I guess for me, at its best, on the page or in the air, a poem is a way of codifying certain kinds of sonic pattern. And you can do that on the page just as well. But it’s just a different kind of music that’s enacted. It’s the difference between reading sheet music and watching a performance. And, you know, you can read sheet music and get a lot of pleasure from what the composer has done. And you can enact it in your head—but you have to be trained in reading in that way.

You make compromises [as a poet] both on the page and in the air for the people who do not experience poetry as clearly in those forms. So when you’re reading your poem aloud, you might make a concession to somebody hearing it for the first time who is not able to read it. And when you’re on the page, you surrender some of that improvisational lightness in favour of the possibility of looking again and again at the same thing. And I think, if you’re doing it well, then you balance those two poles and you create something which is fixed and improvisational at the same time. Ideally. But I think if anybody ever got it completely right, they’d probably stop writing poetry and do something else.

Five Dials

I wanted to end (perhaps predictably) by talking about the end of the collection, because it brings us to a point that feels hopeful and celebratory, turning to romantic love and also returning to the Zambezi River.
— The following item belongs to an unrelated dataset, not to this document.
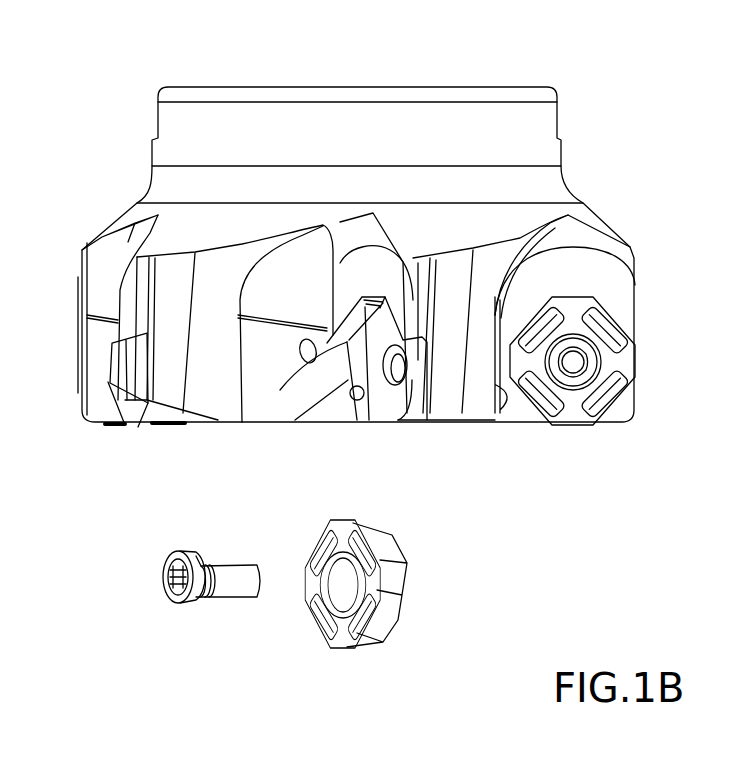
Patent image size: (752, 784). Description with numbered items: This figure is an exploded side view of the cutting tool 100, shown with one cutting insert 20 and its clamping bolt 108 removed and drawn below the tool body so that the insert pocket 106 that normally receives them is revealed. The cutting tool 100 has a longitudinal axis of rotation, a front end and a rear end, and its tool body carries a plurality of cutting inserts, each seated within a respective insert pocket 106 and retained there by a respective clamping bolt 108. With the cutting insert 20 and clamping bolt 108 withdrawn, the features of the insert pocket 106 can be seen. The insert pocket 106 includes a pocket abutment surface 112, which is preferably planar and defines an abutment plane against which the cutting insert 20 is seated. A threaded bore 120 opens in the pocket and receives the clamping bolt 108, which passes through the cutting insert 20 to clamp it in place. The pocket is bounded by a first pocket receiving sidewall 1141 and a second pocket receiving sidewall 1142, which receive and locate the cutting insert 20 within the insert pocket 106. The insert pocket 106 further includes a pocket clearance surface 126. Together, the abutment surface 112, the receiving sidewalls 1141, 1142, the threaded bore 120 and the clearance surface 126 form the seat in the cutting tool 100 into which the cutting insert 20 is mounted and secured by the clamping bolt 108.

We’ve passed through the crucible of your reckoning with these various inheritances, and I wondered whether there’s a deliberate sense of homecoming, or of cyclicality, in that moment of renewal and looking to the future.

Kayo

I have to credit my editor, Parisa Ebrahimi, for the cyclical return to the river at the end of the book. She’s really a genius in putting a book together. She’s really exceptionally gifted at that. And she hit upon the idea of separating that long poem throughout the book and using it as a framing narrative.

One of the things that that does is open up a space for transformation. And that transformation is partly about acceptance— any kind of lasting and working relationship is built on that level of acceptance, I guess. I was thinking about the hope that can arise from doing certain kinds of work with what you inherit and coming to terms with what you inherit. That’s why the end of the book looks so much to the future, which is unformed, and feels so open. Because once you move through what’s past, there’s a possibility that opens up in life again: this feeling that everything isn’t determined already. There’s a space for new experiences and possibilities.

That’s why the book ends as it does: because it mirrors the experience of going through the inherited stuff to find peace. The end of the book reflects that peace. And it reflects on how vulnerable we remain but how possible it is to be hopeful in spite of that. I think that’s the main thing I was left with, from working on this book. ◊

A Blood Condition will be released in the UK on 22 April 2021, published by Chatto & Windus.